Step 3 – Bodyweight Squat

            First, instruct the client to perform a bodyweight squat in the manner that is most comfortable for them. You are not cueing proper technique yet, but rather are observing the client’s existing movement patterns and technical proficiency. They should perform several slow reps with full control that you view from the front, side, and back to gain an accurate picture of their unloaded squat.

  • Observe for tracking of the knees straight across the top of the feet.
  • Look for the hips being pushed back into space as the client hinges at the hip and closes the hip joint angle as they descend into the squat.
  • Observe the head position: does it remain neutral or does the client extend or flex the neck during any portion of the squat?
  • Observe the lumbar spine: does the client preserve their natural curvature through the squat, or does the lumbar spine extend as the client ascends?
  • Observe the feet: do they stay firmly rooted to the ground with 3 points of contact (ball of the big toe, ball of the pinky toe, heel)? Is there inversion or eversion present?
  • Observe the entire movement: does the client simultaneous flex the ankles, knees, and hips as they descend? Does the client exhibit simultaneous extension of the ankles, knees, and hips as they ascend?
  • Observe balance: does the client shift weight left or right, front or back as they perform the squat?

Step 4 – Hip Hinge

            Demonstrate a proper hip hinge (Romanian deadlift position) to the client, and then instruct them to perform the hip hinge motion several times slowly. Feet should be under the client’s shoulders either straight forward or slightly externally rotated.

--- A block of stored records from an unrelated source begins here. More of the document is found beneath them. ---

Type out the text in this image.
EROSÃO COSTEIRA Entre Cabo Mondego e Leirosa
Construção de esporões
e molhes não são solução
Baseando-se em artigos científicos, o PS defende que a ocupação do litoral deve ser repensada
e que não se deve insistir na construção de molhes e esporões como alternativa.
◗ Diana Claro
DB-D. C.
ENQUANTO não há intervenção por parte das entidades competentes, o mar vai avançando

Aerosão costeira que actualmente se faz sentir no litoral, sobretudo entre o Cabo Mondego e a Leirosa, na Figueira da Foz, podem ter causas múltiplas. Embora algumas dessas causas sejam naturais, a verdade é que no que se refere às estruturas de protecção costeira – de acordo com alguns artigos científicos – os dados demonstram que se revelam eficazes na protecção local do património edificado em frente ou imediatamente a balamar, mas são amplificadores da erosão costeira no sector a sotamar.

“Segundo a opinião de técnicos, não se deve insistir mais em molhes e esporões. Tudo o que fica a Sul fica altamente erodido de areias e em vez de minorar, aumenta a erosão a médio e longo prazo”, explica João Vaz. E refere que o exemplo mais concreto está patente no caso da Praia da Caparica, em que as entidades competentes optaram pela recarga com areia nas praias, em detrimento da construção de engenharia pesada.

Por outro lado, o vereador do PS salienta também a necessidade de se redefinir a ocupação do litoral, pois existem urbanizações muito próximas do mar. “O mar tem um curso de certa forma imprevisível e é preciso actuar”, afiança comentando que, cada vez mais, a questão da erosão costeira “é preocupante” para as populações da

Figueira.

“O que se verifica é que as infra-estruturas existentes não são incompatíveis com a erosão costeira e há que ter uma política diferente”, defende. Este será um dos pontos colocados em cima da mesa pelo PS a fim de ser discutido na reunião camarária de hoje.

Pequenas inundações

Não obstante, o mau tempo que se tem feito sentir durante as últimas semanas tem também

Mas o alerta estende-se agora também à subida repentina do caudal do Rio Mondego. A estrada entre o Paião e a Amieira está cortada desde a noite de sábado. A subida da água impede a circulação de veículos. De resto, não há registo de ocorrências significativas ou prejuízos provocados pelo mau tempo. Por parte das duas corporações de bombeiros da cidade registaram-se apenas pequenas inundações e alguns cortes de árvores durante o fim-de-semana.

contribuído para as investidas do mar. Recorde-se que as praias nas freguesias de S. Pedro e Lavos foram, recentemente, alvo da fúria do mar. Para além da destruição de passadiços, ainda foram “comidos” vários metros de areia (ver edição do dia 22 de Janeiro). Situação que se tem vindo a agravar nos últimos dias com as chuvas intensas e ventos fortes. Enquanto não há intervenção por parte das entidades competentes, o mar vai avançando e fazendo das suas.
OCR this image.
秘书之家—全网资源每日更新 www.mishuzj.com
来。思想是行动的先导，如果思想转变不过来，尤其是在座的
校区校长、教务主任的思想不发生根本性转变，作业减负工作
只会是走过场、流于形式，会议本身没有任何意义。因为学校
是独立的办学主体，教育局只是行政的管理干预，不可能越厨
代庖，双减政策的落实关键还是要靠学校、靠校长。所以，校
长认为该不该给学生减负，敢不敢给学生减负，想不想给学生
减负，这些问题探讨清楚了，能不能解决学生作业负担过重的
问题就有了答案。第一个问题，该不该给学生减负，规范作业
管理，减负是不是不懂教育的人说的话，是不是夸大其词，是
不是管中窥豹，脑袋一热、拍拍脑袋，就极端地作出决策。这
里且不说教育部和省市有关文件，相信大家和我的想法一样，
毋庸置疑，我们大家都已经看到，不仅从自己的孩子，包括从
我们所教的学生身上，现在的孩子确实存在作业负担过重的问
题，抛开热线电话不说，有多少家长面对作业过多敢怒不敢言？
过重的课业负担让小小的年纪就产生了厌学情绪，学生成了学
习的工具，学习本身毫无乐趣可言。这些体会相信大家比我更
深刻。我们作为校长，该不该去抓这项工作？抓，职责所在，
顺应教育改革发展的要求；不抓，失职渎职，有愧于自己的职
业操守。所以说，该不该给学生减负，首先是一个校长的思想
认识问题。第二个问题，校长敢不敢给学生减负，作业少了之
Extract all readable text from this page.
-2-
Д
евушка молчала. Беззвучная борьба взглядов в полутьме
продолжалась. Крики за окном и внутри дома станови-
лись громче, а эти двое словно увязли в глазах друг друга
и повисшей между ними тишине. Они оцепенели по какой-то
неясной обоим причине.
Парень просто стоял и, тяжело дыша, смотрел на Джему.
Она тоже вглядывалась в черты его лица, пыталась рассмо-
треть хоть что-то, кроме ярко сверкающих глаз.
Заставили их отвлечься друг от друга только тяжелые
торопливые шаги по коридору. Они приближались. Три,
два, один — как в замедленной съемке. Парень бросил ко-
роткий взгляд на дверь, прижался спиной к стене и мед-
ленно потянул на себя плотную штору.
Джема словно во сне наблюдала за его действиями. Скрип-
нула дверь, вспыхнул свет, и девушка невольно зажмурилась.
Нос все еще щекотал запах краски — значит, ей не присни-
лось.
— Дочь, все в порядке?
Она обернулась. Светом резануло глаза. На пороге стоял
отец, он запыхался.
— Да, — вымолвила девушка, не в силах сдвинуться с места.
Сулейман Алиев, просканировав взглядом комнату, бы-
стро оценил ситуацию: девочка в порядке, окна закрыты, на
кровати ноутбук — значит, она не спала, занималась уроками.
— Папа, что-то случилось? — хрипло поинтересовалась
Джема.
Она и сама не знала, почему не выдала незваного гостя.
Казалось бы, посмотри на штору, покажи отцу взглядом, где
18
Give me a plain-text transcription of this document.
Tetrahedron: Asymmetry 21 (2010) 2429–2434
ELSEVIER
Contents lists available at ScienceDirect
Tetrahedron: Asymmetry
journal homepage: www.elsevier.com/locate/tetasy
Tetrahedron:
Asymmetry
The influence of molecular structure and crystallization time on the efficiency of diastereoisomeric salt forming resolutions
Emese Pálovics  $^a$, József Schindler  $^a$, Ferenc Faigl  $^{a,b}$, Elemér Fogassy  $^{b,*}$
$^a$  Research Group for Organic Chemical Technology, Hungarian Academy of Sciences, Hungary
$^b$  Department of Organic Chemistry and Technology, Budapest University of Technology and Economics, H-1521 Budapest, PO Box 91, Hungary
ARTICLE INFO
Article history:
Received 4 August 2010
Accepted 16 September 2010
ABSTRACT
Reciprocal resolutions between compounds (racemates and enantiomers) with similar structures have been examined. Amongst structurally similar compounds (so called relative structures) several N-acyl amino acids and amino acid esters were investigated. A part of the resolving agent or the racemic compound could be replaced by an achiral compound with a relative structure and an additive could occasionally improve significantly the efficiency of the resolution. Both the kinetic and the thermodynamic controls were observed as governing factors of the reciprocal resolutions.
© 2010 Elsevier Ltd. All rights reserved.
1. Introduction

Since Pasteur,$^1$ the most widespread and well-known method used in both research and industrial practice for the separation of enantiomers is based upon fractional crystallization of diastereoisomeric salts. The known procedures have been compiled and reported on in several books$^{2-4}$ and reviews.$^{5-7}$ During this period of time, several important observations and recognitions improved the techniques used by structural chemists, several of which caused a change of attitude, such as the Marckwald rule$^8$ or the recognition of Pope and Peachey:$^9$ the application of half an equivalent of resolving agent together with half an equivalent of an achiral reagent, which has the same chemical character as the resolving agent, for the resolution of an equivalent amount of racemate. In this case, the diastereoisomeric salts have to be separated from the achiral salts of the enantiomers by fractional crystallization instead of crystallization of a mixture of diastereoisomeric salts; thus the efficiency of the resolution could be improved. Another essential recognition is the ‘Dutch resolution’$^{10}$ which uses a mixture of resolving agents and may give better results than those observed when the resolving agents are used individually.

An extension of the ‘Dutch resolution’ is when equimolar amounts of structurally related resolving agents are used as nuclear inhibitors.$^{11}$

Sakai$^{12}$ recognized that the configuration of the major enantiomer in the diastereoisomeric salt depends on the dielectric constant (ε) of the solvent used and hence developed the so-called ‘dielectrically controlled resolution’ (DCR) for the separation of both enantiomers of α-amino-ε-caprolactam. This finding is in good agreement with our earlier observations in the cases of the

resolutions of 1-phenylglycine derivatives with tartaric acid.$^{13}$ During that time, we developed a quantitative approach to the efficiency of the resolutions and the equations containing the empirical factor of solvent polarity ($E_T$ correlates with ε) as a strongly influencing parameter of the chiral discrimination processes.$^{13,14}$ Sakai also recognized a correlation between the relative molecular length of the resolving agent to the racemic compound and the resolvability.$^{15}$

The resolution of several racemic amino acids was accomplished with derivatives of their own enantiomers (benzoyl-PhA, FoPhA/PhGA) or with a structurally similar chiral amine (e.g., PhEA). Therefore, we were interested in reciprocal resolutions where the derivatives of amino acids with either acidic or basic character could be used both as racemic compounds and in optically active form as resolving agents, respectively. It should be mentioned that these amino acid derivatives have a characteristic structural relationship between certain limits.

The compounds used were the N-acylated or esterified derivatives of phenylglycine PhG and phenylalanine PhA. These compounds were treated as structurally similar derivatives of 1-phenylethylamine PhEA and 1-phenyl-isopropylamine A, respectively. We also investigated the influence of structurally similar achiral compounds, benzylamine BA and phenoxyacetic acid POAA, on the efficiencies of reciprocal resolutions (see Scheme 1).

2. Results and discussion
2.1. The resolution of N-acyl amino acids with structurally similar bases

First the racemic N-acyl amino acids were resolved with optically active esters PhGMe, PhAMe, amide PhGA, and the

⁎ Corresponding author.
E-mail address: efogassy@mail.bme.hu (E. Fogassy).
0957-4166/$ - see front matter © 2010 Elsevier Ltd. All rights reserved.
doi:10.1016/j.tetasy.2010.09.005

  • Observe the hips: do they push back into space and does the hip angle close while the knee flexes slightly? Does the client push the hips back under the shoulders (a cue) when they ascend?
  • Observe the knees: knee flexion should be limited to roughly 30-45 degrees (will depend on the client’s existing hamstring mobility)
  • Observe the head: does it remain neutral or go into flexion or extension during the movement?
  • Observe the thoracic spine: is there any extension as the concentric portion of the movement begins?
  • Observe the lumbar spine: does the client preserve their natural curvature or do they extend at the low back as they ascend?
  • Observe the spine from an anterior or posterior view: is there any lateral deviation in the client’s spine that would indicated L/R compensations during the hinge?

Step 5 – Rowing Movements

            Demonstrate a proper face pull and mid row using either a cable machine or resistance band for the client, and then have them perform several repetitions of each under light load with a slow tempo.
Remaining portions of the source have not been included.